Whether a workable succession plan is in place at your firm or not, there is at least one common thread among most CPA firm owners: Your practice will be for sale at some point in the future.
After enduring the 30 or 40 years of sacrifice that were required to build a successful CPA practice, many CPAs would like to finally enjoy the fruits of their labor and engage in a sale or merger. The majority of CPAs who own an accounting practice cannot imagine life without the massive stress of the annual busy season, unfortunately, some CPAs encounter a breaking-point when they hear their doctor say “reduce your stress level or you will suffer the consequences of a heart attack or worse.”
Even when stress does not exacerbate a health issue, the rigors of client demands can regularly take a toll on a CPA’s personal life in the form of less time with friends and family – keeping the CPA away from activities he or she loves the most. Despite effectively managing the constant juggling of friends, family and career in your 30’s, 40’s, and even early 50’s, the addition of grandchildren or the burning desire to achieve the life-goals on your “bucket-list” will often tip the scale.

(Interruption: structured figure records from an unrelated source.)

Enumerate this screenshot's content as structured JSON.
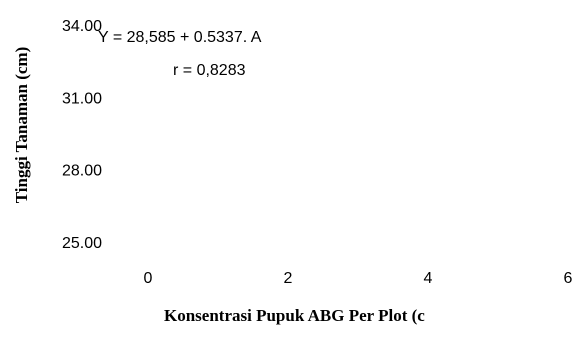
{
  "chart_data": {
    "type": "scatter",
    "title": "",
    "xlabel": "Konsentrasi Pupuk ABG Per Plot (c",
    "ylabel": "Tinggi Tanaman (cm)",
    "xlim": [
      0,
      6
    ],
    "ylim": [
      25,
      34
    ],
    "x_ticks": [
      "0",
      "2",
      "4",
      "6"
    ],
    "y_ticks": [
      "25.00",
      "28.00",
      "31.00",
      "34.00"
    ],
    "grid": false,
    "legend": "none",
    "annotations": {
      "equation": "Y = 28,585 + 0.5337. A",
      "r": "r = 0,8283"
    },
    "series": []
  }
}
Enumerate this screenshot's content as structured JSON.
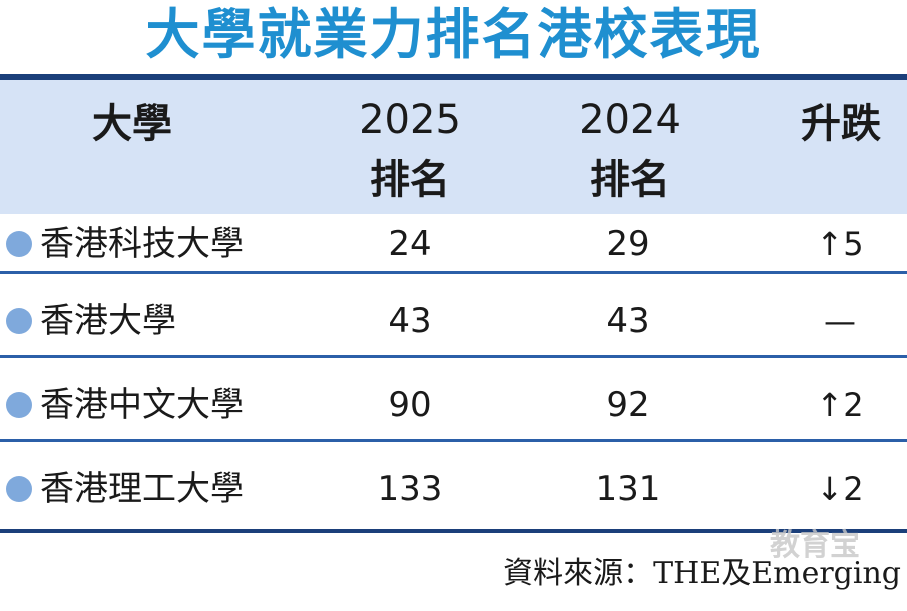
{
  "title": "大學就業力排名港校表現",
  "header": {
    "university": "大學",
    "year2025": "2025",
    "year2025_sub": "排名",
    "year2024": "2024",
    "year2024_sub": "排名",
    "change": "升跌"
  },
  "rows": [
    {
      "name": "香港科技大學",
      "rank2025": "24",
      "rank2024": "29",
      "change": "↑5"
    },
    {
      "name": "香港大學",
      "rank2025": "43",
      "rank2024": "43",
      "change": "—"
    },
    {
      "name": "香港中文大學",
      "rank2025": "90",
      "rank2024": "92",
      "change": "↑2"
    },
    {
      "name": "香港理工大學",
      "rank2025": "133",
      "rank2024": "131",
      "change": "↓2"
    }
  ],
  "source": "資料來源：THE及Emerging",
  "watermark": "教育宝",
  "colors": {
    "title": "#1f8fd0",
    "header_bg": "#d6e3f6",
    "rule": "#1b3f7a",
    "dot": "#7fa9dc"
  }
}
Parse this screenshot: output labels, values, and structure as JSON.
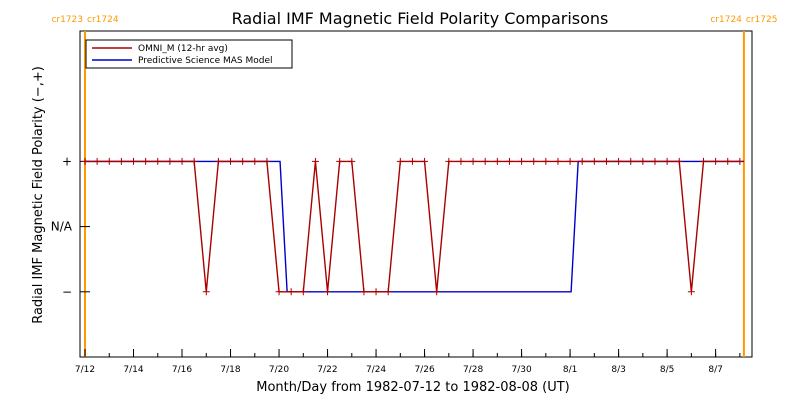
{
  "chart_data": {
    "type": "line",
    "title": "Radial IMF Magnetic Field Polarity Comparisons",
    "xlabel": "Month/Day from 1982-07-12 to 1982-08-08 (UT)",
    "ylabel": "Radial IMF Magnetic Field Polarity (−,+)",
    "x_axis": {
      "start": "1982-07-12",
      "end": "1982-08-08",
      "tick_labels": [
        "7/12",
        "7/14",
        "7/16",
        "7/18",
        "7/20",
        "7/22",
        "7/24",
        "7/26",
        "7/28",
        "7/30",
        "8/1",
        "8/3",
        "8/5",
        "8/7"
      ],
      "tick_dates": [
        "1982-07-12",
        "1982-07-14",
        "1982-07-16",
        "1982-07-18",
        "1982-07-20",
        "1982-07-22",
        "1982-07-24",
        "1982-07-26",
        "1982-07-28",
        "1982-07-30",
        "1982-08-01",
        "1982-08-03",
        "1982-08-05",
        "1982-08-07"
      ]
    },
    "y_axis": {
      "tick_labels": [
        "+",
        "N/A",
        "−"
      ],
      "tick_values": [
        1,
        0,
        -1
      ],
      "ylim": [
        -2,
        3
      ]
    },
    "carrington_markers": [
      {
        "label_left": "cr1723",
        "label_right": "cr1724",
        "date": "1982-07-12T00:00",
        "color": "#ff9900"
      },
      {
        "label_left": "cr1724",
        "label_right": "cr1725",
        "date": "1982-08-08T04:00",
        "color": "#ff9900"
      }
    ],
    "legend": "top-left",
    "series": [
      {
        "name": "OMNI_M (12-hr avg)",
        "color": "#aa0000",
        "marker": "plus",
        "points": [
          [
            "1982-07-12T00:00",
            1
          ],
          [
            "1982-07-12T12:00",
            1
          ],
          [
            "1982-07-13T00:00",
            1
          ],
          [
            "1982-07-13T12:00",
            1
          ],
          [
            "1982-07-14T00:00",
            1
          ],
          [
            "1982-07-14T12:00",
            1
          ],
          [
            "1982-07-15T00:00",
            1
          ],
          [
            "1982-07-15T12:00",
            1
          ],
          [
            "1982-07-16T00:00",
            1
          ],
          [
            "1982-07-16T12:00",
            1
          ],
          [
            "1982-07-17T00:00",
            -1
          ],
          [
            "1982-07-17T12:00",
            1
          ],
          [
            "1982-07-18T00:00",
            1
          ],
          [
            "1982-07-18T12:00",
            1
          ],
          [
            "1982-07-19T00:00",
            1
          ],
          [
            "1982-07-19T12:00",
            1
          ],
          [
            "1982-07-20T00:00",
            -1
          ],
          [
            "1982-07-20T12:00",
            -1
          ],
          [
            "1982-07-21T00:00",
            -1
          ],
          [
            "1982-07-21T12:00",
            1
          ],
          [
            "1982-07-22T00:00",
            -1
          ],
          [
            "1982-07-22T12:00",
            1
          ],
          [
            "1982-07-23T00:00",
            1
          ],
          [
            "1982-07-23T12:00",
            -1
          ],
          [
            "1982-07-24T00:00",
            -1
          ],
          [
            "1982-07-24T12:00",
            -1
          ],
          [
            "1982-07-25T00:00",
            1
          ],
          [
            "1982-07-25T12:00",
            1
          ],
          [
            "1982-07-26T00:00",
            1
          ],
          [
            "1982-07-26T12:00",
            -1
          ],
          [
            "1982-07-27T00:00",
            1
          ],
          [
            "1982-07-27T12:00",
            1
          ],
          [
            "1982-07-28T00:00",
            1
          ],
          [
            "1982-07-28T12:00",
            1
          ],
          [
            "1982-07-29T00:00",
            1
          ],
          [
            "1982-07-29T12:00",
            1
          ],
          [
            "1982-07-30T00:00",
            1
          ],
          [
            "1982-07-30T12:00",
            1
          ],
          [
            "1982-07-31T00:00",
            1
          ],
          [
            "1982-07-31T12:00",
            1
          ],
          [
            "1982-08-01T00:00",
            1
          ],
          [
            "1982-08-01T12:00",
            1
          ],
          [
            "1982-08-02T00:00",
            1
          ],
          [
            "1982-08-02T12:00",
            1
          ],
          [
            "1982-08-03T00:00",
            1
          ],
          [
            "1982-08-03T12:00",
            1
          ],
          [
            "1982-08-04T00:00",
            1
          ],
          [
            "1982-08-04T12:00",
            1
          ],
          [
            "1982-08-05T00:00",
            1
          ],
          [
            "1982-08-05T12:00",
            1
          ],
          [
            "1982-08-06T00:00",
            -1
          ],
          [
            "1982-08-06T12:00",
            1
          ],
          [
            "1982-08-07T00:00",
            1
          ],
          [
            "1982-08-07T12:00",
            1
          ],
          [
            "1982-08-08T00:00",
            1
          ]
        ]
      },
      {
        "name": "Predictive Science MAS Model",
        "color": "#0000cc",
        "marker": "none",
        "points": [
          [
            "1982-07-12T00:00",
            1
          ],
          [
            "1982-07-20T01:00",
            1
          ],
          [
            "1982-07-20T08:00",
            -1
          ],
          [
            "1982-08-01T01:00",
            -1
          ],
          [
            "1982-08-01T08:00",
            1
          ],
          [
            "1982-08-08T04:00",
            1
          ]
        ]
      }
    ]
  }
}
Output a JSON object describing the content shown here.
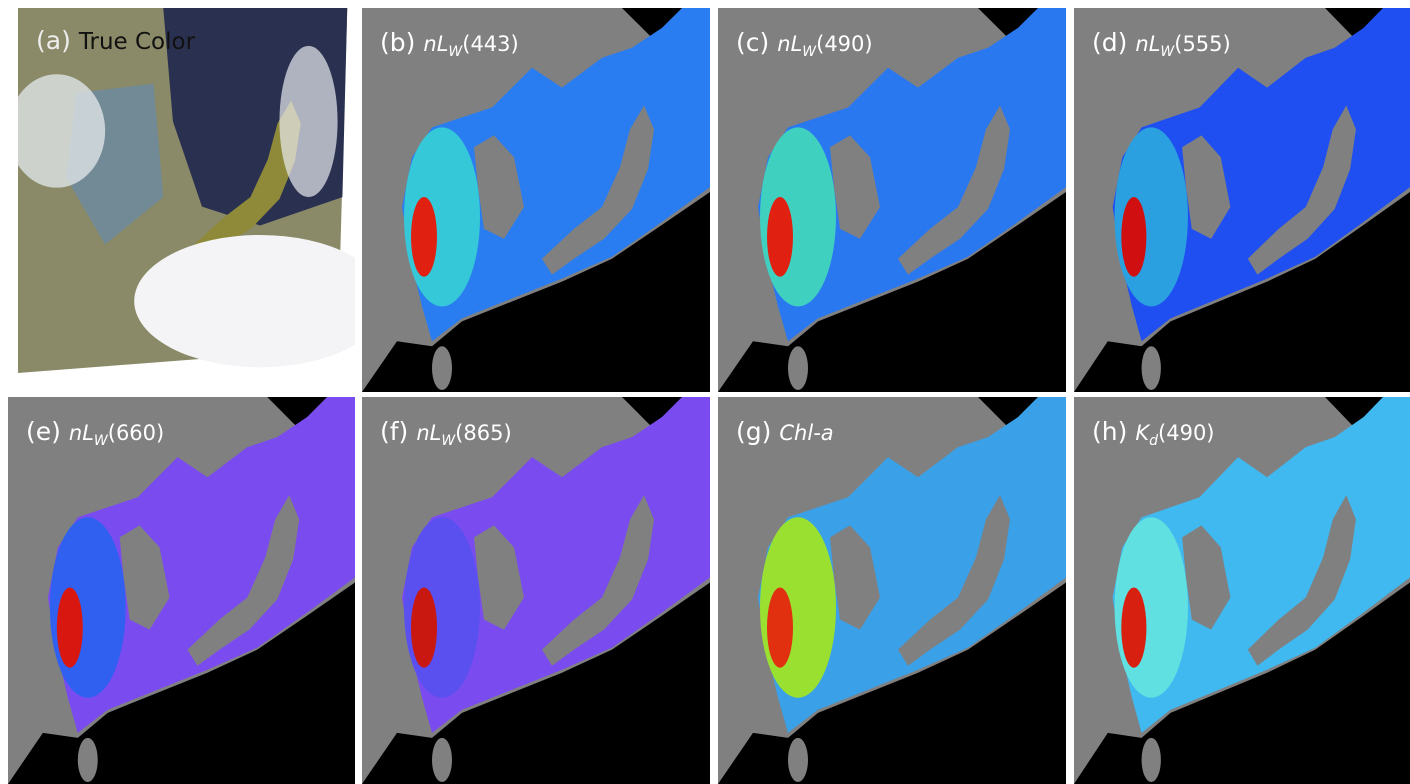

So let us assume for a moment you have just sold the CPA firm that you started and grew over the last thirty plus years. How would it feel to experience that long-awaited closing of the sale of your accounting practice – as well as the very first day of the next phase of your life?
The following insights were garnered over the course of conversations with hundreds of CPAs whose accounting practices my company has successfully promoted, negotiated, and sold.
Pinch Me! Is This Actually Happening?
CPAs are often at a loss for words to adequately describe their emotions at the moment they fully realize “I just sold my accounting practice.”